My favorite poem is one I wrote back in the early 1980s.
Growing up in the 60s, I began writing poetry in grammar school and continued until well after graduating from college. Back then, almost everyone dabbled in poetry. You had the Ginsberg aficionados, the dark, brooding remnants of the Beat generation who labored long and hard over every syllable because, well, what they had to say was very important. You had the Dylan wannabees who were angry about the war and political injustice and pretty much everything else in the world, and thought they could change things with the stroke of a pen. And you had the Lennon-McCartney devotees who, truth be told, were more lyricists than poets who saw everything in the world through rose-colored glasses.
Like most young people in that era, I grew up deeply troubled by the Viet Nam war and began to question everything my government told me. As time went by and I looked around the world, however, I began to realize that it wasn’t just my government. There were governments all over the world sacrificing their innocent young men in places they had no business being. So one day in 1981, I sat down and poured out my feelings in a poem I called “Belfast, And Other Tourist Traps.”

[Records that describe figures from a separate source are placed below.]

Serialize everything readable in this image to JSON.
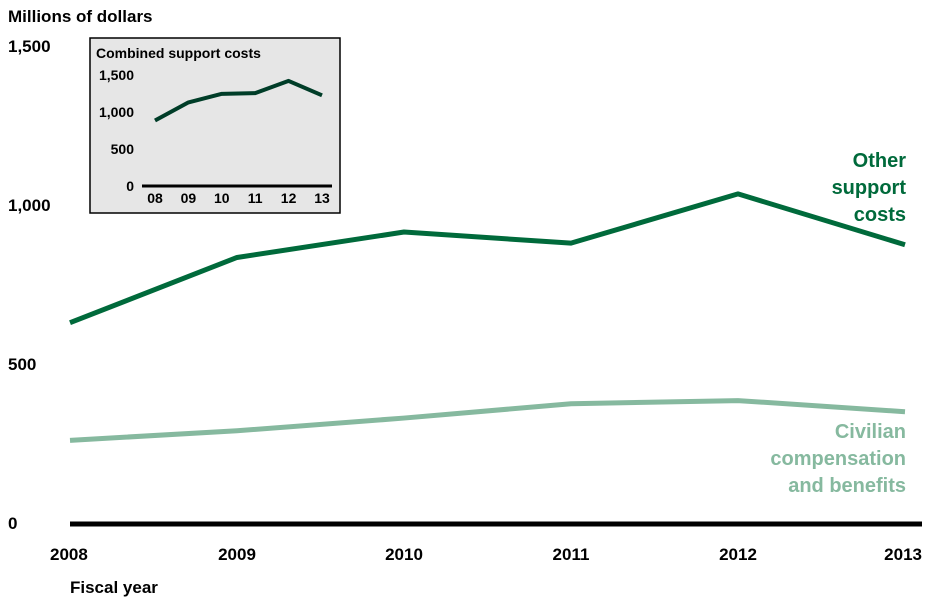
{
  "chart_data": [
    {
      "type": "line",
      "ylabel": "Millions of dollars",
      "xlabel": "Fiscal year",
      "x": [
        "2008",
        "2009",
        "2010",
        "2011",
        "2012",
        "2013"
      ],
      "ylim": [
        0,
        1500
      ],
      "yticks": [
        "0",
        "500",
        "1,000",
        "1,500"
      ],
      "series": [
        {
          "name": "Other support costs",
          "label_lines": [
            "Other",
            "support",
            "costs"
          ],
          "values": [
            630,
            835,
            915,
            880,
            1035,
            875
          ],
          "color": "#006a3b"
        },
        {
          "name": "Civilian compensation and benefits",
          "label_lines": [
            "Civilian",
            "compensation",
            "and benefits"
          ],
          "values": [
            260,
            290,
            330,
            375,
            385,
            350
          ],
          "color": "#86b99f"
        }
      ],
      "grid": false
    },
    {
      "type": "line",
      "title": "Combined support costs",
      "x": [
        "08",
        "09",
        "10",
        "11",
        "12",
        "13"
      ],
      "ylim": [
        0,
        1500
      ],
      "yticks": [
        "0",
        "500",
        "1,000",
        "1,500"
      ],
      "series": [
        {
          "values": [
            885,
            1130,
            1245,
            1255,
            1420,
            1225
          ],
          "color": "#003d28"
        }
      ],
      "background": "#e6e6e6"
    }
  ]
}
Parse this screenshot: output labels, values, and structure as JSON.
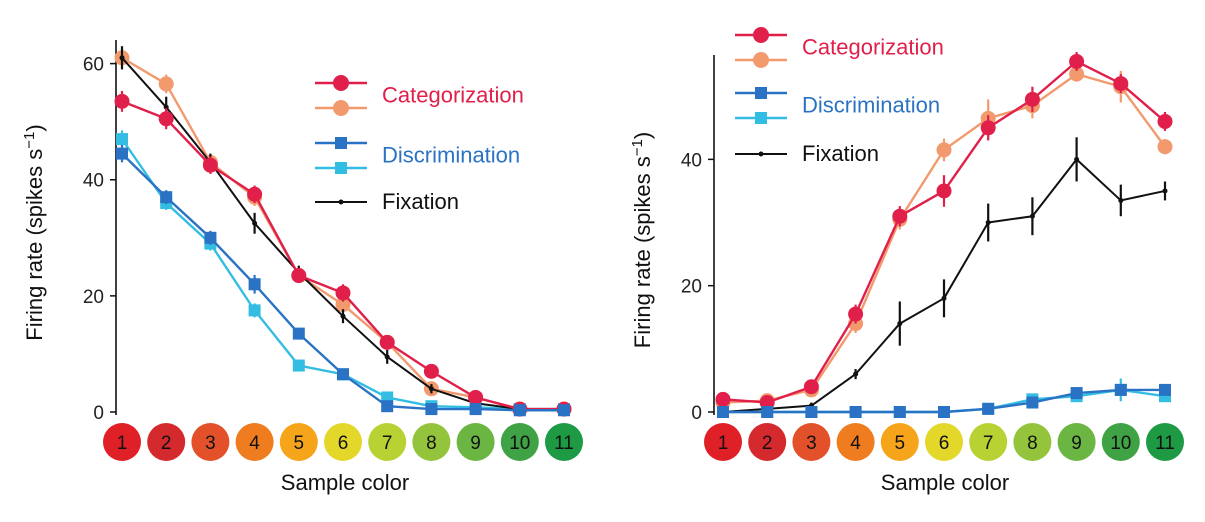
{
  "chart_data": [
    {
      "type": "line",
      "panel": "left",
      "xlabel": "Sample color",
      "ylabel": "Firing rate (spikes s−1)",
      "ylabel_main": "Firing rate (spikes s",
      "ylabel_sup": "−1",
      "ylabel_end": ")",
      "ylim": [
        0,
        62
      ],
      "yticks": [
        0,
        20,
        40,
        60
      ],
      "categories": [
        "1",
        "2",
        "3",
        "4",
        "5",
        "6",
        "7",
        "8",
        "9",
        "10",
        "11"
      ],
      "series": [
        {
          "name": "Categorization",
          "color": "#e0204a",
          "marker": "circle",
          "values": [
            53.5,
            50.5,
            42.5,
            37.5,
            23.5,
            20.5,
            12,
            7,
            2.5,
            0.5,
            0.5
          ],
          "errors": [
            1.8,
            1.8,
            1.5,
            1.5,
            1.2,
            1.5,
            1.2,
            1,
            0.8,
            0.4,
            0.4
          ]
        },
        {
          "name": "Categorization",
          "color": "#f29a6e",
          "marker": "circle",
          "values": [
            61,
            56.5,
            43,
            37,
            23.5,
            18.5,
            12,
            4,
            2.5,
            0.5,
            0.5
          ],
          "errors": [
            1.6,
            1.6,
            1.5,
            1.5,
            1.2,
            1.2,
            1.2,
            1,
            0.8,
            0.4,
            0.4
          ]
        },
        {
          "name": "Discrimination",
          "color": "#2a73c4",
          "marker": "square",
          "values": [
            44.5,
            37,
            30,
            22,
            13.5,
            6.5,
            1,
            0.5,
            0.5,
            0.3,
            0.3
          ],
          "errors": [
            1.5,
            1.2,
            1.2,
            1.6,
            1,
            0.8,
            0.5,
            0.4,
            0.3,
            0.2,
            0.2
          ]
        },
        {
          "name": "Discrimination",
          "color": "#33bde3",
          "marker": "square",
          "values": [
            47,
            36,
            29,
            17.5,
            8,
            6.5,
            2.5,
            1,
            0.8,
            0.5,
            0.5
          ],
          "errors": [
            1.5,
            1.2,
            1.2,
            1.2,
            0.8,
            0.8,
            0.5,
            0.4,
            0.3,
            0.2,
            0.2
          ]
        },
        {
          "name": "Fixation",
          "color": "#111111",
          "marker": "dot",
          "values": [
            61,
            52.5,
            43,
            32.5,
            24,
            16.5,
            9.5,
            4,
            1.5,
            0.5,
            0.5
          ],
          "errors": [
            2,
            1.8,
            1.5,
            1.8,
            1.2,
            1.2,
            1.2,
            0.8,
            0.6,
            0.3,
            0.3
          ]
        }
      ]
    },
    {
      "type": "line",
      "panel": "right",
      "xlabel": "Sample color",
      "ylabel": "Firing rate (spikes s−1)",
      "ylabel_main": "Firing rate (spikes s",
      "ylabel_sup": "−1",
      "ylabel_end": ")",
      "ylim": [
        0,
        57
      ],
      "yticks": [
        0,
        20,
        40
      ],
      "categories": [
        "1",
        "2",
        "3",
        "4",
        "5",
        "6",
        "7",
        "8",
        "9",
        "10",
        "11"
      ],
      "series": [
        {
          "name": "Categorization",
          "color": "#e0204a",
          "marker": "circle",
          "values": [
            2,
            1.5,
            4,
            15.5,
            31,
            35,
            45,
            49.5,
            55.5,
            52,
            46
          ],
          "errors": [
            0.5,
            0.5,
            0.8,
            1.5,
            1.6,
            2.5,
            2,
            2,
            1.5,
            1.5,
            1.5
          ]
        },
        {
          "name": "Categorization",
          "color": "#f29a6e",
          "marker": "circle",
          "values": [
            1.5,
            1.8,
            3.5,
            14,
            30.5,
            41.5,
            46.5,
            48.5,
            53.5,
            51.5,
            42
          ],
          "errors": [
            0.5,
            0.5,
            0.8,
            1.5,
            1.6,
            1.8,
            3,
            2,
            1.2,
            2.5,
            1.2
          ]
        },
        {
          "name": "Discrimination",
          "color": "#2a73c4",
          "marker": "square",
          "values": [
            0,
            0,
            0,
            0,
            0,
            0,
            0.5,
            1.5,
            3,
            3.5,
            3.5
          ],
          "errors": [
            0.2,
            0.2,
            0.2,
            0.2,
            0.2,
            0.3,
            0.5,
            0.6,
            0.8,
            0.8,
            0.6
          ]
        },
        {
          "name": "Discrimination",
          "color": "#33bde3",
          "marker": "square",
          "values": [
            0,
            0,
            0,
            0,
            0,
            0,
            0.5,
            2,
            2.5,
            3.5,
            2.5
          ],
          "errors": [
            0.2,
            0.2,
            0.2,
            0.2,
            0.2,
            0.3,
            0.5,
            0.6,
            0.8,
            1.8,
            0.8
          ]
        },
        {
          "name": "Fixation",
          "color": "#111111",
          "marker": "dot",
          "values": [
            0,
            0.5,
            1,
            6,
            14,
            18,
            30,
            31,
            40,
            33.5,
            35
          ],
          "errors": [
            0.3,
            0.3,
            0.5,
            0.8,
            3.5,
            3,
            3,
            3,
            3.5,
            2.5,
            1.5
          ]
        }
      ]
    }
  ],
  "legend": [
    {
      "label": "Categorization",
      "color": "#e0204a",
      "marker": "circle"
    },
    {
      "label": "",
      "color": "#f29a6e",
      "marker": "circle"
    },
    {
      "label": "Discrimination",
      "color": "#2a73c4",
      "marker": "square"
    },
    {
      "label": "",
      "color": "#33bde3",
      "marker": "square"
    },
    {
      "label": "Fixation",
      "color": "#111111",
      "marker": "dot"
    }
  ],
  "sample_colors": [
    {
      "label": "1",
      "color": "#e02027"
    },
    {
      "label": "2",
      "color": "#d42a2e"
    },
    {
      "label": "3",
      "color": "#e2512a"
    },
    {
      "label": "4",
      "color": "#ef7c1e"
    },
    {
      "label": "5",
      "color": "#f6a41a"
    },
    {
      "label": "6",
      "color": "#e3d82a"
    },
    {
      "label": "7",
      "color": "#b8d233"
    },
    {
      "label": "8",
      "color": "#94c43c"
    },
    {
      "label": "9",
      "color": "#6bb643"
    },
    {
      "label": "10",
      "color": "#3fa345"
    },
    {
      "label": "11",
      "color": "#1e9a44"
    }
  ]
}
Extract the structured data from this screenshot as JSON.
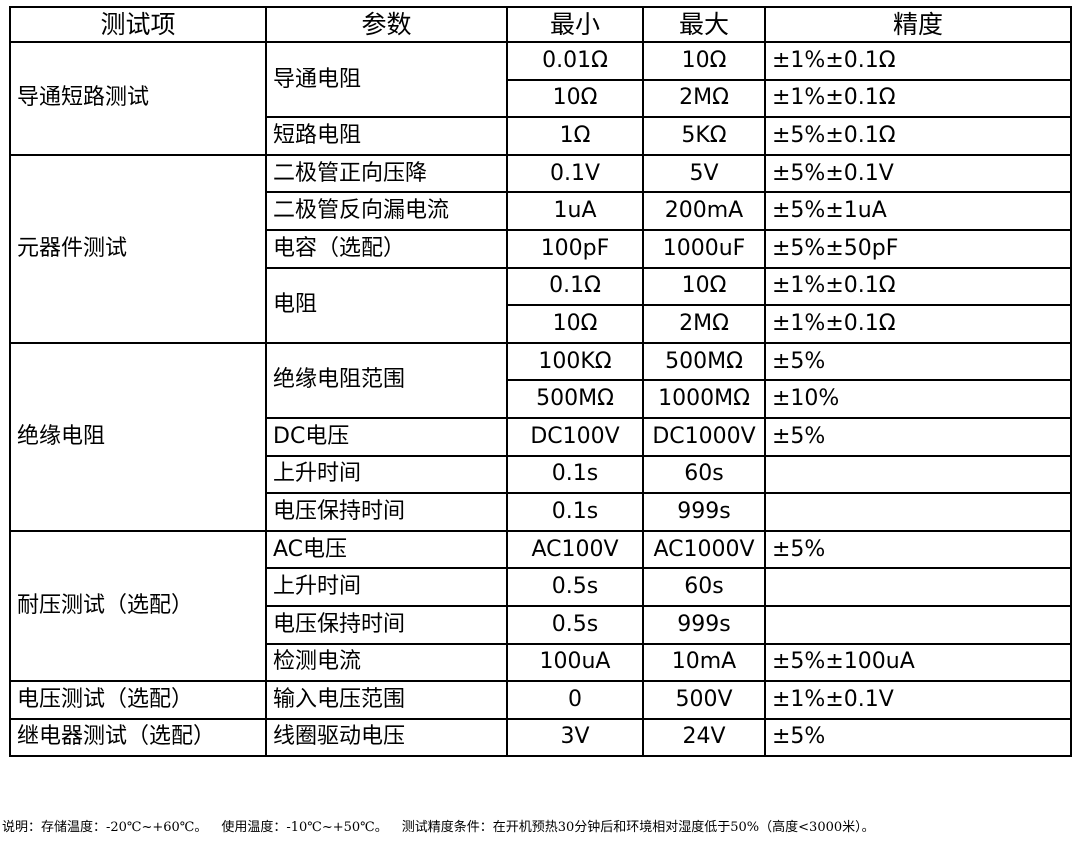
{
  "table": {
    "header": [
      "测试项",
      "参数",
      "最小",
      "最大",
      "精度"
    ],
    "groups": [
      {
        "item": "导通短路测试",
        "params": [
          {
            "name": "导通电阻",
            "rows": [
              [
                "0.01Ω",
                "10Ω",
                "±1%±0.1Ω"
              ],
              [
                "10Ω",
                "2MΩ",
                "±1%±0.1Ω"
              ]
            ]
          },
          {
            "name": "短路电阻",
            "rows": [
              [
                "1Ω",
                "5KΩ",
                "±5%±0.1Ω"
              ]
            ]
          }
        ]
      },
      {
        "item": "元器件测试",
        "params": [
          {
            "name": "二极管正向压降",
            "rows": [
              [
                "0.1V",
                "5V",
                "±5%±0.1V"
              ]
            ]
          },
          {
            "name": "二极管反向漏电流",
            "rows": [
              [
                "1uA",
                "200mA",
                "±5%±1uA"
              ]
            ]
          },
          {
            "name": "电容（选配）",
            "rows": [
              [
                "100pF",
                "1000uF",
                "±5%±50pF"
              ]
            ]
          },
          {
            "name": "电阻",
            "rows": [
              [
                "0.1Ω",
                "10Ω",
                "±1%±0.1Ω"
              ],
              [
                "10Ω",
                "2MΩ",
                "±1%±0.1Ω"
              ]
            ]
          }
        ]
      },
      {
        "item": "绝缘电阻",
        "params": [
          {
            "name": "绝缘电阻范围",
            "rows": [
              [
                "100KΩ",
                "500MΩ",
                "±5%"
              ],
              [
                "500MΩ",
                "1000MΩ",
                "±10%"
              ]
            ]
          },
          {
            "name": "DC电压",
            "rows": [
              [
                "DC100V",
                "DC1000V",
                "±5%"
              ]
            ]
          },
          {
            "name": "上升时间",
            "rows": [
              [
                "0.1s",
                "60s"
              ]
            ]
          },
          {
            "name": "电压保持时间",
            "rows": [
              [
                "0.1s",
                "999s"
              ]
            ]
          }
        ]
      },
      {
        "item": "耐压测试（选配）",
        "params": [
          {
            "name": "AC电压",
            "rows": [
              [
                "AC100V",
                "AC1000V",
                "±5%"
              ]
            ]
          },
          {
            "name": "上升时间",
            "rows": [
              [
                "0.5s",
                "60s"
              ]
            ]
          },
          {
            "name": "电压保持时间",
            "rows": [
              [
                "0.5s",
                "999s"
              ]
            ]
          },
          {
            "name": "检测电流",
            "rows": [
              [
                "100uA",
                "10mA",
                "±5%±100uA"
              ]
            ]
          }
        ]
      },
      {
        "item": "电压测试（选配）",
        "params": [
          {
            "name": "输入电压范围",
            "rows": [
              [
                "0",
                "500V",
                "±1%±0.1V"
              ]
            ]
          }
        ]
      },
      {
        "item": "继电器测试（选配）",
        "params": [
          {
            "name": "线圈驱动电压",
            "rows": [
              [
                "3V",
                "24V",
                "±5%"
              ]
            ]
          }
        ]
      }
    ]
  },
  "notes": [
    "说明：存储温度：-20℃~+60℃。",
    "使用温度：-10℃~+50℃。",
    "测试精度条件：在开机预热30分钟后和环境相对湿度低于50%（高度<3000米）。"
  ]
}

Do you know what’s so disturbing about it. After almost 30 years, it should sound outdated and old. But it doesn’t. Just change the nationalities of the soldiers and the arenas of conflict, and the words ring as true today as they did almost three decades ago. What does that say about the progress mankind has made? Particularly to a generation who thought they could change the world by preaching mantras like “Give peace a chance.”
In one way, it’s kind of ironic. Growing up, I used to dream of writing poetry that would seem timeless. As the old adage goes, “Be careful what you wish for.”
BELFAST, AND OTHER TOURIST TRAPS
British soldier in a doorway
Shivers through the morning cold,
And waits.
Listening, wondering, when it's over
(Will it ever be over?)
Can he ever go home again?
Russian soldier, hurt and bleeding,
Knows he'll never walk again
And cries.
Listening, wondering, when it's over
(Is it already over?)
Can he ever go home again?
Cuban soldier in Angola
Tells himself he will survive,
And prays.
Listening, wondering, when it's over
(It will never be over!)
Can he ever go home again?
And the man sitting next to me wanted to know,
"What was it like in Viet Nam?"
I thought a minute, and said to him,
"It was like Northern Ireland,
Or Afghanistan,
Or Angola,
Or anywhere else where men of high morals
But no conscience seek to become heroes
With somebody else's blood.
Where governments seek to grow bigger and stronger
By eating their young in foreign cafes."
"I see," said he, "you're a pacifist."
"No," I replied, "I'm a human being."